Il recente ritorno di Donald Trump alla Casa Bianca ha segnato un cambiamento significativo nei rapporti tra il mondo delle Big Tech e la politica americana. Durante il suo primo mandato Trump aveva avuto un rapporto conflittuale con i giganti tecnologici accusandoli di censura e di avere una visione politica troppo progressista. Tuttavia, dopo la cerimonia del suo secondo insediamento, sembra che i leader del settore tecnologico abbiano ricucito i rapporti e si siano allineati con la nuova amministrazione.

L’elemento chiave di questa alleanza è rappresentato dalla figura di Elon Musk, CEO di Tesla e SpaceX, che ha già annunciato la creazione di un “Dipartimento per l’efficienza governativa” sotto la sua supervisione. Musk non è solo un sostenitore di Trump, ma anche un attore influente nel panorama tecnologico statunitense, il che potrebbe portare a una deregolamentazione in settori cruciali come la mobilità elettrica e l’intelligenza artificiale. In questo contesto, Trump sembra intenzionato a sfruttare le capacità delle Big Tech per affrontare le sfide globali, in particolare quelle poste dalla Cina dove l’export cinese è un pilastro fondamentale della crescita del paese e dove Trump ha già annunciato la possibilità di imporre dazi fino al 60% sui materiali esportati negli USA.
Il nuovo governo potrebbe anche rivedere le indagini antitrust che hanno colpito le grandi aziende tecnologiche negli ultimi anni. Le pressioni per una maggiore concorrenza nel settore dell’IA e del cloud computing potrebbero essere attenuate in nome della sicurezza nazionale, dato il ruolo cruciale che queste aziende svolgono nella protezione informatica degli Stati Uniti. Inoltre, con la nomina di figure come Gail Slater alla guida della divisione antitrust del Dipartimento di Giustizia, ci si aspetta un approccio più favorevole verso le Big Tech.

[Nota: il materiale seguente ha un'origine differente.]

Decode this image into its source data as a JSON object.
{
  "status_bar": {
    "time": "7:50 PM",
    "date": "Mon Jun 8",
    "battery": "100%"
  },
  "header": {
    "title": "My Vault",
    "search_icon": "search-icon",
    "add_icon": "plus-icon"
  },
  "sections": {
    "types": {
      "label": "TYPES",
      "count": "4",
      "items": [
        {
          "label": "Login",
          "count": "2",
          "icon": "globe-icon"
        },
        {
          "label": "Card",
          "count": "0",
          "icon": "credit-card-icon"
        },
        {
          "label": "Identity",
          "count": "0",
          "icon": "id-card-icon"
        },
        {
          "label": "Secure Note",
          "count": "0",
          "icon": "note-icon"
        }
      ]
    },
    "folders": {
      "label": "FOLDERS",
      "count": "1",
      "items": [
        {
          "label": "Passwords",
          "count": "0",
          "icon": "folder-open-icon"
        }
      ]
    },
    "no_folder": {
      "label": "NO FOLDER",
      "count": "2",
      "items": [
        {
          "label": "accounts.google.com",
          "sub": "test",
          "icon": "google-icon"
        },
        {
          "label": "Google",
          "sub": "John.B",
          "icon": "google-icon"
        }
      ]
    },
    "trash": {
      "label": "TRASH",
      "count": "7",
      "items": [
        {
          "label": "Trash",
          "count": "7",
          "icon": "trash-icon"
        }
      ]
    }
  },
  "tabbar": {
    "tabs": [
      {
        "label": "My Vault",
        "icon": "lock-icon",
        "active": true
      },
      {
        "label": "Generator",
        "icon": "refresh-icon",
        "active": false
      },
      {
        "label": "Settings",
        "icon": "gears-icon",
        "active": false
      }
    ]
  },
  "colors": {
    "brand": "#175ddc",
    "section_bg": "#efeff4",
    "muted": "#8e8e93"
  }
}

Il panorama politico si sta quindi evolvendo rapidamente. Molti dei leader delle Big Tech, tra cui
Sundar Pichai, CEO di Google, Mark Zuckerberg AD di Meta e Tim Cook CEO di Apple, hanno partecipato alla cerimonia di insediamento di Trump, segnalando un cambiamento nell’atteggiamento del settore nei confronti dell’amministrazione repubblicana. Questo nuovo clima potrebbe portare a una maggiore collaborazione tra il governo e le aziende tecnologiche, con implicazioni significative per l’innovazione e la regolamentazione nel settore.

Così il secondo mandato di Trump potrebbe rappresentare un’opportunità per le Big Tech di rafforzare la loro influenza sulla politica americana, mentre l’amministrazione potrebbe beneficiare delle loro risorse e competenze per affrontare sfide globali, migliorare l’efficienza governativa e incrementare la produzione e l’impiego di risorse negli Stati Uniti.